Dioggene, uno spettacolo che passa dal Medioevo all’attualità, servendosi di strumenti semplici, come la variazione linguistica, indagando l’animo umano di ieri e di oggi.
Diviso in tre parti, tre quadri, ruota intorno a un unico personaggio, un attore famoso, Nemesio Rea.
Nel primo quadro (Historia de oddi, bifolcho) conosciamo Nemesio sulla scena mentre interpreta un proprio testo, scritto in autentico volgare duecentesco, la storia di un contadino toscano che ha partecipato alla tremendissima battaglia di Montaperti in cui Siena e Firenze si sono scontrate.
Nel secondo quadro, L’attore e il buon dio, lo ritroviamo nel suo camerino, mentre si preparara per lo spettacolo, turbato dall’avvenuta rottura violenta con la moglie, tra pianti, grida e insulti.
Ma è nel terzo quadro (Er cane de via der fosso d’a maijana), che finalmente vediamo Nemesio vivere felice in un bidone dell’immondizia. Ha lasciato tutto, la sua professione e la sua vecchia vita. Ha deciso, come il filosofo greco Diogene, di rifiutare ogni ambizione e possesso per essere libero di parlare del vero senso della vita.
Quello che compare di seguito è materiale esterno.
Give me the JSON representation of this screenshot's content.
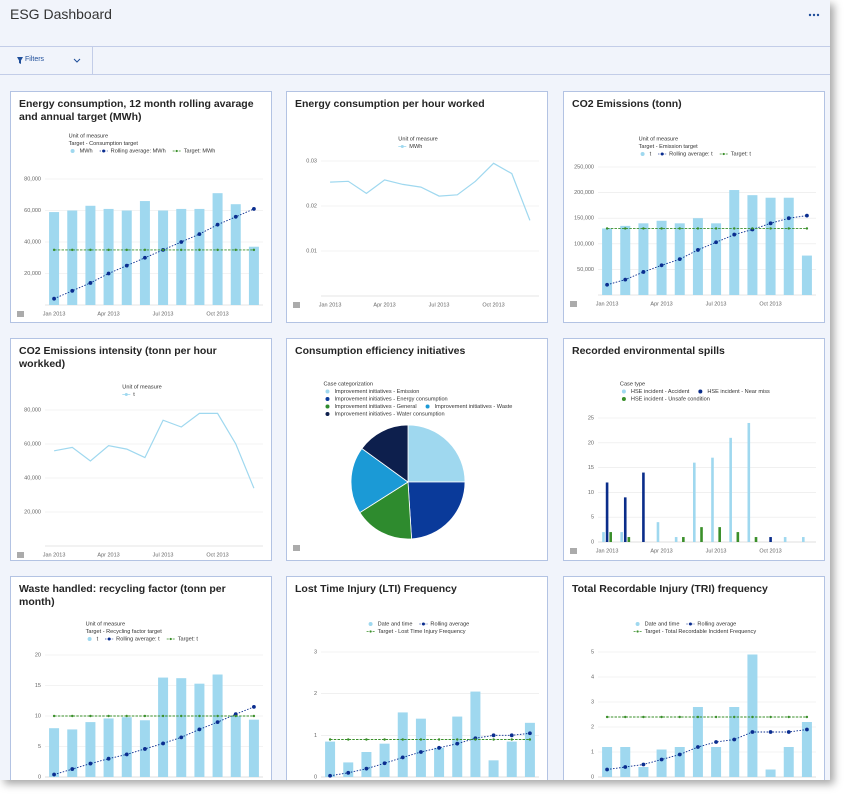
{
  "header": {
    "title": "ESG Dashboard"
  },
  "filters": {
    "label": "Filters"
  },
  "chart_data": [
    {
      "type": "bar",
      "title": "Energy consumption, 12 month rolling avarage and annual target (MWh)",
      "legend_title": [
        "Unit of measure",
        "Target - Consumption target"
      ],
      "categories": [
        "Jan 2013",
        null,
        null,
        "Apr 2013",
        null,
        null,
        "Jul 2013",
        null,
        null,
        "Oct 2013",
        null,
        null
      ],
      "series": [
        {
          "name": "MWh",
          "style": "bar",
          "color": "#9fd8ef",
          "values": [
            59000,
            60000,
            63000,
            61000,
            60000,
            66000,
            60000,
            61000,
            61000,
            71000,
            64000,
            37000
          ]
        },
        {
          "name": "Rolling average: MWh",
          "style": "dotted",
          "color": "#0a2d8f",
          "values": [
            4000,
            9000,
            14000,
            20000,
            25000,
            30000,
            35000,
            40000,
            45000,
            51000,
            56000,
            61000
          ]
        },
        {
          "name": "Target: MWh",
          "style": "dashed",
          "color": "#3a8f2a",
          "values": [
            35000,
            35000,
            35000,
            35000,
            35000,
            35000,
            35000,
            35000,
            35000,
            35000,
            35000,
            35000
          ]
        }
      ],
      "ylim": [
        0,
        80000
      ],
      "yticks": [
        {
          "value": 20000,
          "label": "20,000"
        },
        {
          "value": 40000,
          "label": "40,000"
        },
        {
          "value": 60000,
          "label": "60,000"
        },
        {
          "value": 80000,
          "label": "80,000"
        }
      ],
      "grid": true
    },
    {
      "type": "line",
      "title": "Energy consumption per hour worked",
      "legend_title": [
        "Unit of measure"
      ],
      "categories": [
        "Jan 2013",
        null,
        null,
        "Apr 2013",
        null,
        null,
        "Jul 2013",
        null,
        null,
        "Oct 2013",
        null,
        null
      ],
      "series": [
        {
          "name": "MWh",
          "style": "line",
          "color": "#9fd8ef",
          "values": [
            0.0253,
            0.0255,
            0.0228,
            0.0258,
            0.0248,
            0.0242,
            0.0222,
            0.0225,
            0.0255,
            0.0295,
            0.0272,
            0.0168
          ]
        }
      ],
      "ylim": [
        0,
        0.03
      ],
      "yticks": [
        0.01,
        0.02,
        0.03
      ],
      "grid": true
    },
    {
      "type": "bar",
      "title": "CO2 Emissions (tonn)",
      "legend_title": [
        "Unit of measure",
        "Target - Emission target"
      ],
      "categories": [
        "Jan 2013",
        null,
        null,
        "Apr 2013",
        null,
        null,
        "Jul 2013",
        null,
        null,
        "Oct 2013",
        null,
        null
      ],
      "series": [
        {
          "name": "t",
          "style": "bar",
          "color": "#9fd8ef",
          "values": [
            130000,
            135000,
            140000,
            145000,
            140000,
            150000,
            140000,
            205000,
            195000,
            190000,
            190000,
            77000
          ]
        },
        {
          "name": "Rolling average: t",
          "style": "dotted",
          "color": "#0a2d8f",
          "values": [
            20000,
            30000,
            45000,
            58000,
            70000,
            88000,
            103000,
            118000,
            128000,
            140000,
            150000,
            155000
          ]
        },
        {
          "name": "Target: t",
          "style": "dashed",
          "color": "#3a8f2a",
          "values": [
            130000,
            130000,
            130000,
            130000,
            130000,
            130000,
            130000,
            130000,
            130000,
            130000,
            130000,
            130000
          ]
        }
      ],
      "ylim": [
        0,
        250000
      ],
      "yticks": [
        {
          "value": 50000,
          "label": "50,000"
        },
        {
          "value": 100000,
          "label": "100,000"
        },
        {
          "value": 150000,
          "label": "150,000"
        },
        {
          "value": 200000,
          "label": "200,000"
        },
        {
          "value": 250000,
          "label": "250,000"
        }
      ],
      "grid": true
    },
    {
      "type": "line",
      "title": "CO2 Emissions intensity (tonn per hour workked)",
      "legend_title": [
        "Unit of measure"
      ],
      "categories": [
        "Jan 2013",
        null,
        null,
        "Apr 2013",
        null,
        null,
        "Jul 2013",
        null,
        null,
        "Oct 2013",
        null,
        null
      ],
      "series": [
        {
          "name": "t",
          "style": "line",
          "color": "#9fd8ef",
          "values": [
            56000,
            58000,
            50000,
            59000,
            57000,
            52000,
            74000,
            70000,
            78000,
            78000,
            60000,
            34000
          ]
        }
      ],
      "ylim": [
        0,
        80000
      ],
      "yticks": [
        {
          "value": 20000,
          "label": "20,000"
        },
        {
          "value": 40000,
          "label": "40,000"
        },
        {
          "value": 60000,
          "label": "60,000"
        },
        {
          "value": 80000,
          "label": "80,000"
        }
      ],
      "grid": true
    },
    {
      "type": "pie",
      "title": "Consumption efficiency initiatives",
      "legend_title": [
        "Case categorization"
      ],
      "labels": [
        "Improvement initiatives - Emission",
        "Improvement initiatives - Energy consumption",
        "Improvement initiatives - General",
        "Improvement initiatives - Waste",
        "Improvement initiatives - Water consumption"
      ],
      "values": [
        25,
        24,
        17,
        19,
        15
      ],
      "colors": [
        "#9fd8ef",
        "#0a3a9a",
        "#2e8b2e",
        "#1b9ad6",
        "#0d1f4d"
      ]
    },
    {
      "type": "bar",
      "title": "Recorded environmental spills",
      "legend_title": [
        "Case type"
      ],
      "categories": [
        "Jan 2013",
        null,
        null,
        "Apr 2013",
        null,
        null,
        "Jul 2013",
        null,
        null,
        "Oct 2013",
        null,
        null
      ],
      "series": [
        {
          "name": "HSE incident - Accident",
          "style": "bar",
          "color": "#9fd8ef",
          "values": [
            2,
            2,
            0,
            4,
            1,
            16,
            17,
            21,
            24,
            0,
            1,
            1
          ]
        },
        {
          "name": "HSE incident - Near miss",
          "style": "bar",
          "color": "#0a2d8a",
          "values": [
            12,
            9,
            14,
            0,
            0,
            0,
            0,
            0,
            0,
            1,
            0,
            0
          ]
        },
        {
          "name": "HSE incident - Unsafe condition",
          "style": "bar",
          "color": "#3a8f2a",
          "values": [
            2,
            1,
            0,
            0,
            1,
            3,
            3,
            2,
            1,
            0,
            0,
            0
          ]
        }
      ],
      "ylim": [
        0,
        25
      ],
      "yticks": [
        0,
        5,
        10,
        15,
        20,
        25
      ],
      "grid": true
    },
    {
      "type": "bar",
      "title": "Waste handled: recycling factor (tonn per month)",
      "legend_title": [
        "Unit of measure",
        "Target - Recycling factor target"
      ],
      "categories": [
        null,
        null,
        null,
        null,
        null,
        null,
        null,
        null,
        null,
        null,
        null,
        null
      ],
      "series": [
        {
          "name": "t",
          "style": "bar",
          "color": "#9fd8ef",
          "values": [
            8,
            7.8,
            9,
            9.6,
            9.8,
            9.3,
            16.3,
            16.2,
            15.3,
            16.8,
            10,
            9.4
          ]
        },
        {
          "name": "Rolling average: t",
          "style": "dotted",
          "color": "#0a2d8f",
          "values": [
            0.4,
            1.3,
            2.2,
            3,
            3.7,
            4.6,
            5.5,
            6.5,
            7.8,
            9,
            10.3,
            11.5
          ]
        },
        {
          "name": "Target: t",
          "style": "dashed",
          "color": "#3a8f2a",
          "values": [
            10,
            10,
            10,
            10,
            10,
            10,
            10,
            10,
            10,
            10,
            10,
            10
          ]
        }
      ],
      "ylim": [
        0,
        20
      ],
      "yticks": [
        0,
        5,
        10,
        15,
        20
      ],
      "grid": true
    },
    {
      "type": "bar",
      "title": "Lost Time Injury (LTI) Frequency",
      "categories": [
        null,
        null,
        null,
        null,
        null,
        null,
        null,
        null,
        null,
        null,
        null,
        null
      ],
      "series": [
        {
          "name": "Date and time",
          "style": "bar",
          "color": "#9fd8ef",
          "values": [
            0.85,
            0.35,
            0.6,
            0.8,
            1.55,
            1.4,
            0.7,
            1.45,
            2.05,
            0.4,
            0.85,
            1.3
          ]
        },
        {
          "name": "Rolling average",
          "style": "dotted",
          "color": "#0a2d8f",
          "values": [
            0.03,
            0.1,
            0.2,
            0.33,
            0.47,
            0.6,
            0.7,
            0.8,
            0.93,
            1,
            1,
            1.05
          ]
        },
        {
          "name": "Target - Lost Time Injury Frequency",
          "style": "dashed",
          "color": "#3a8f2a",
          "values": [
            0.9,
            0.9,
            0.9,
            0.9,
            0.9,
            0.9,
            0.9,
            0.9,
            0.9,
            0.9,
            0.9,
            0.9
          ]
        }
      ],
      "ylim": [
        0,
        3
      ],
      "yticks": [
        0,
        1,
        2,
        3
      ],
      "grid": true
    },
    {
      "type": "bar",
      "title": "Total Recordable Injury (TRI) frequency",
      "categories": [
        null,
        null,
        null,
        null,
        null,
        null,
        null,
        null,
        null,
        null,
        null,
        null
      ],
      "series": [
        {
          "name": "Date and time",
          "style": "bar",
          "color": "#9fd8ef",
          "values": [
            1.2,
            1.2,
            0.4,
            1.1,
            1.2,
            2.8,
            1.2,
            2.8,
            4.9,
            0.3,
            1.2,
            2.2
          ]
        },
        {
          "name": "Rolling average",
          "style": "dotted",
          "color": "#0a2d8f",
          "values": [
            0.3,
            0.4,
            0.5,
            0.7,
            0.9,
            1.2,
            1.4,
            1.5,
            1.8,
            1.8,
            1.8,
            1.9
          ]
        },
        {
          "name": "Target - Total Recordable Incident Frequency",
          "style": "dashed",
          "color": "#3a8f2a",
          "values": [
            2.4,
            2.4,
            2.4,
            2.4,
            2.4,
            2.4,
            2.4,
            2.4,
            2.4,
            2.4,
            2.4,
            2.4
          ]
        }
      ],
      "ylim": [
        0,
        5
      ],
      "yticks": [
        0,
        1,
        2,
        3,
        4,
        5
      ],
      "grid": true
    }
  ]
}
“Tre lingue italiane diverse per ciascuno dei monologhi (volgare toscano, lingua corrente del nostro 21° secolo, romanesco), tre atmosfere, tre toni, tre stili. Epica e commedia, sberleffi e crudeltà. In ognuno dei tre quadri, apparentemente così diversi tra loro, ci sono gli stessi temi che ruotano: La violenza dei maschi, l’umana stupidità, la guerra, il bisogno di bellezza e di amore.”